À leurs débuts, les fibres cellulosiques étaient appelées fibranne ou rayonne. Mais, historiquement, elles sont ratta­chées dans la mémoire collective à la période de pénurie textile de la Seconde Guerre mondiale. En effet, ces fibres étaient obtenues à partir de pâte de bois de médiocre qualité. Dans les années 70, elles cessèrent de correspondre aux normes françaises de qualité et de plaire aux consommateurs, ce qui conduisit à la disparition, en 1976, des appellations « fibranne » et « rayonne » au profit de « viscose », terminologie garante d’une certaine qualité.

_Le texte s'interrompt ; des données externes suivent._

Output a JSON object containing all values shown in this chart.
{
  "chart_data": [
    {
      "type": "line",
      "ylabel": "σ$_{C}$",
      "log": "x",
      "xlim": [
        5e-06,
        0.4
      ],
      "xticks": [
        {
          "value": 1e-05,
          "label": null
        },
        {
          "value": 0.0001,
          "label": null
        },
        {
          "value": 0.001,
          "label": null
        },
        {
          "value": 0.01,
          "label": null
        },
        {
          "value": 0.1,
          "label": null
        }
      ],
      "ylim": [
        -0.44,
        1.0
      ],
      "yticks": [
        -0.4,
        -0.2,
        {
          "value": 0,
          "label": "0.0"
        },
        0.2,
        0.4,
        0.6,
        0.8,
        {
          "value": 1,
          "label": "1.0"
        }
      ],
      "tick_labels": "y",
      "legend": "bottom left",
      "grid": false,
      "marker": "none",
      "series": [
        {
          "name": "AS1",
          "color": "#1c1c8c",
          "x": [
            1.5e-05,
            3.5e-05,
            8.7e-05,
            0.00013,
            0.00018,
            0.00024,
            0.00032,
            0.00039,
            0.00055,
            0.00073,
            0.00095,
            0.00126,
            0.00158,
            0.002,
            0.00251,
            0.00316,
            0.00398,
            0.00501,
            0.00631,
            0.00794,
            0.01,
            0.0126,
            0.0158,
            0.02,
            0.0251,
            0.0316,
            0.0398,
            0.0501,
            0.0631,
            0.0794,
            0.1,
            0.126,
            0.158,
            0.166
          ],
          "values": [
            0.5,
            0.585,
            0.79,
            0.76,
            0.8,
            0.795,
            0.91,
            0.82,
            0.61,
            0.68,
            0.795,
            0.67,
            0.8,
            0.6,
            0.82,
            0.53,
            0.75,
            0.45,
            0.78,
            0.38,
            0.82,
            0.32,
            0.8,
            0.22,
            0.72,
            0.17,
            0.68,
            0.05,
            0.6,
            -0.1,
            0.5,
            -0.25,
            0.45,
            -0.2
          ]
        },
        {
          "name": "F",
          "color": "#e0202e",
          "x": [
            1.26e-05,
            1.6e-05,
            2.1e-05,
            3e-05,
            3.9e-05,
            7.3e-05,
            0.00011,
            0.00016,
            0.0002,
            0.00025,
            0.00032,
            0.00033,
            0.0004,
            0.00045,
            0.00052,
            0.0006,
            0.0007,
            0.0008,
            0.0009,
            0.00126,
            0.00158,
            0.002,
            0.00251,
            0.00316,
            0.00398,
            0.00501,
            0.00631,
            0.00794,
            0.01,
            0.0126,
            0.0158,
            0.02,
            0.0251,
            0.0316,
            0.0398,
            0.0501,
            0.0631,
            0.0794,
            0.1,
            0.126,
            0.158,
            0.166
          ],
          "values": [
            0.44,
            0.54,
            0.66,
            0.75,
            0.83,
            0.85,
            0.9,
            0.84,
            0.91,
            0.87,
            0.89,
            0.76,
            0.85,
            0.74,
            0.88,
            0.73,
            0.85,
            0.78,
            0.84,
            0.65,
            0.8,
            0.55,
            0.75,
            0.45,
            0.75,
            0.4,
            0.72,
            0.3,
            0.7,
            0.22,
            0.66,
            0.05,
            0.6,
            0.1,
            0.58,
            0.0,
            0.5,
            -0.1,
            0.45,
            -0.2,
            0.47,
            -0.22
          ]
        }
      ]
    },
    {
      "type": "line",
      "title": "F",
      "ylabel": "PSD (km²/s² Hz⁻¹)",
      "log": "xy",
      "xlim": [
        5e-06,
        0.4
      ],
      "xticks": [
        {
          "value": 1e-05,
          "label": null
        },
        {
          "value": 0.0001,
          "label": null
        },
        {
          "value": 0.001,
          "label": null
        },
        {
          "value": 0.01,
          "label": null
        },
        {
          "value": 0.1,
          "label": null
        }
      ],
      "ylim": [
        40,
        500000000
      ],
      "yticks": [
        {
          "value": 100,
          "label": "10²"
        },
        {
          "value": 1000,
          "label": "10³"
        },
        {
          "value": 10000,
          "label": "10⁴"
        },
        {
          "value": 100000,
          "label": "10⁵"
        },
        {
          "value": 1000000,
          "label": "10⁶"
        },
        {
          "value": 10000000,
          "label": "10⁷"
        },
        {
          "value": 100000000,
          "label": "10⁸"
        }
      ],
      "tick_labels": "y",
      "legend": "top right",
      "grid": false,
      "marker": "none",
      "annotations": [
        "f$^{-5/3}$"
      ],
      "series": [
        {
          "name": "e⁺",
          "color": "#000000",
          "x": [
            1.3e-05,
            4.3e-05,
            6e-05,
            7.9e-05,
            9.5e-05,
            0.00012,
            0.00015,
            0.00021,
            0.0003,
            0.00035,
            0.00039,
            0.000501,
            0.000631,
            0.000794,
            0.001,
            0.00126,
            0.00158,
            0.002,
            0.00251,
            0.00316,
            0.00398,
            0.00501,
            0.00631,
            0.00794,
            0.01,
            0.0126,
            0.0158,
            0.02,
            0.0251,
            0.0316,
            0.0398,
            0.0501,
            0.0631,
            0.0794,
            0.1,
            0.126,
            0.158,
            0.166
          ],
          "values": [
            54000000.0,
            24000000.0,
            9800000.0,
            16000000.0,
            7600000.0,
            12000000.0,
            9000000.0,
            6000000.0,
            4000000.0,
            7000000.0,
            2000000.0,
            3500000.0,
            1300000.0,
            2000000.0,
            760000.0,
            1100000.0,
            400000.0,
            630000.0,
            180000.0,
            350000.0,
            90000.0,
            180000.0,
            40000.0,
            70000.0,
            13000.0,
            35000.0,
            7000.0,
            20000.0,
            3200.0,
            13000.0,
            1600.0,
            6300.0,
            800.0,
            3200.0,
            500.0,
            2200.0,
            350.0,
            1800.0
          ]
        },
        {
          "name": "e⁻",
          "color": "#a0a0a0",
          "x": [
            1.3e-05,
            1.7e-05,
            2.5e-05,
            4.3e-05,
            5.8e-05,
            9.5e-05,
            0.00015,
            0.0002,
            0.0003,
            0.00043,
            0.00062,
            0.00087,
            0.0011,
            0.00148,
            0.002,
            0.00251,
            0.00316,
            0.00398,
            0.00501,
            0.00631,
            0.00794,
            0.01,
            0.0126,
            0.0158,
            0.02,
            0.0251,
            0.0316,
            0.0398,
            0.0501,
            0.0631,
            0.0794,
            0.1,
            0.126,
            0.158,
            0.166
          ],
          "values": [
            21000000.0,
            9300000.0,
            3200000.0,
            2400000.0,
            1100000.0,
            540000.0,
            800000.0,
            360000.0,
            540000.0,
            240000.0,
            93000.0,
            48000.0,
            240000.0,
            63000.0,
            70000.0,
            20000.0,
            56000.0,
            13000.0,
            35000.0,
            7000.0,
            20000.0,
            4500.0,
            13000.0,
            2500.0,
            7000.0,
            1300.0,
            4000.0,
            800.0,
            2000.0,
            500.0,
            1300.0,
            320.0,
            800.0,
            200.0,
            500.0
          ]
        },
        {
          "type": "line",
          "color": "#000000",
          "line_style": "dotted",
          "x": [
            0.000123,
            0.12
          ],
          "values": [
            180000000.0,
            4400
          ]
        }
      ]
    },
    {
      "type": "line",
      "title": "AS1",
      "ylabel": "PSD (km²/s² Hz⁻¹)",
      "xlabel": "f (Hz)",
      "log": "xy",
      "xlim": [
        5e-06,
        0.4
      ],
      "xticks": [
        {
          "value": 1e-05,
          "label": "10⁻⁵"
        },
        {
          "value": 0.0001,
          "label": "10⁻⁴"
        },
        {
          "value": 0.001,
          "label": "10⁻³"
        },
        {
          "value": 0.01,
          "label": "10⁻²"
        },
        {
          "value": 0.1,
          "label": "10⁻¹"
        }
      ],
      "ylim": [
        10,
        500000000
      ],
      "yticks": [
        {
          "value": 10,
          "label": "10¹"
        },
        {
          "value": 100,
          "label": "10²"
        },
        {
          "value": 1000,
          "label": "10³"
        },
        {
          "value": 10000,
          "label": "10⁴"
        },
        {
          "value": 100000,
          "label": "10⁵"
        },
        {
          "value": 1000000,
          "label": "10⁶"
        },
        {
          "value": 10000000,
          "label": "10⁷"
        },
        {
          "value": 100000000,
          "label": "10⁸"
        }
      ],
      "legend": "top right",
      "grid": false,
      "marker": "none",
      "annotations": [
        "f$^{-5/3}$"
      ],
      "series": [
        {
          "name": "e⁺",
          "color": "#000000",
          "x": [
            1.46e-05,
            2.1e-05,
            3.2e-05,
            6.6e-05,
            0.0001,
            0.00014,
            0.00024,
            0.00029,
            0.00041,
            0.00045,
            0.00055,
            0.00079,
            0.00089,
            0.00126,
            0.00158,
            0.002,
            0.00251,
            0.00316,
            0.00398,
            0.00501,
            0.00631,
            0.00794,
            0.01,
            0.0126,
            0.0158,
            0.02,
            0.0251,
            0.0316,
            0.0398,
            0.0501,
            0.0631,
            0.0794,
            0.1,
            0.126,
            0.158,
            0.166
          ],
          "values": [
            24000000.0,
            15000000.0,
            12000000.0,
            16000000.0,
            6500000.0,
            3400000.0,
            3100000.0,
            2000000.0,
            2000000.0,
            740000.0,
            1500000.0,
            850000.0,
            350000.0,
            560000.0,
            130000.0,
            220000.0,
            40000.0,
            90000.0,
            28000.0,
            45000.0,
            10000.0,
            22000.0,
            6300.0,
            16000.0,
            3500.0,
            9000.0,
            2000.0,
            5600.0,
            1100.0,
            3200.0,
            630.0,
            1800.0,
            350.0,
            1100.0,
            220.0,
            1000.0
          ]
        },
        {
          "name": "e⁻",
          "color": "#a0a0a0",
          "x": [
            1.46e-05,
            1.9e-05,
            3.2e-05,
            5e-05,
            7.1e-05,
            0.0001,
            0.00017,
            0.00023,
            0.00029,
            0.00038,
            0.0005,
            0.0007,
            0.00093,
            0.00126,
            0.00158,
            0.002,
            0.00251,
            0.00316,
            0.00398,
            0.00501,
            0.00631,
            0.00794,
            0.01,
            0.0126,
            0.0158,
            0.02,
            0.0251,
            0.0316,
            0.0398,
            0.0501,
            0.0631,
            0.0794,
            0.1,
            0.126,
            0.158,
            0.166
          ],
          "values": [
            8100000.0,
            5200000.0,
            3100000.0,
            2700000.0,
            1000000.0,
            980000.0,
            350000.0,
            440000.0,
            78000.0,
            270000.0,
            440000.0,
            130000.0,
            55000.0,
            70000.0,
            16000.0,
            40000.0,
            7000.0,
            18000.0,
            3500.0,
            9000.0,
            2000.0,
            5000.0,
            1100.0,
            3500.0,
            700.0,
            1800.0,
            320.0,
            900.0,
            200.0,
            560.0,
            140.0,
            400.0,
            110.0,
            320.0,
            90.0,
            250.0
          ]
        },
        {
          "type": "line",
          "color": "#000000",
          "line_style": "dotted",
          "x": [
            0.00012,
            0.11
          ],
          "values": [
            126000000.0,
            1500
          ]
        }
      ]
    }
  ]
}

Ce changement de vocabulaire reflète en fait les progrès enregistrés quant à la fabrication des fibres cellulosiques et de la viscose. Toutes les grandes firmes de l’industrie chimique rivalisent de tech­nologie et d’imagination pour mettre sur le marché de nouveaux produits tou­jours plus nobles, toujours plus proches des fibres naturelles, retrouvant ainsi le vieux rêve des pionniers. Ainsi la firme Courtaulds a lancé une nouvelle fibre cellulosique : le Tencel. Son originalité réside dans sa fabrication ; les produits chimiques entrant dans sa composition ne sont pas toxiques. Fibre caméléon, le Tencel peut générer de multiples aspects, allant des tissus au toucher lisse à des tissus d’aspect granuleux.

Nature et culture

Dans la typologie des fibres, les chi­miques sont parfois classées parmi les fibres naturelles, comme le coton, le lin, le chanvre, le sisal et la ramie. Mais si toutes contiennent bien de la cellulose, les pre­mières ne sont qu’à base de cellulose alors que les secondes sont entièrement faites de cellulose d’origine végétale.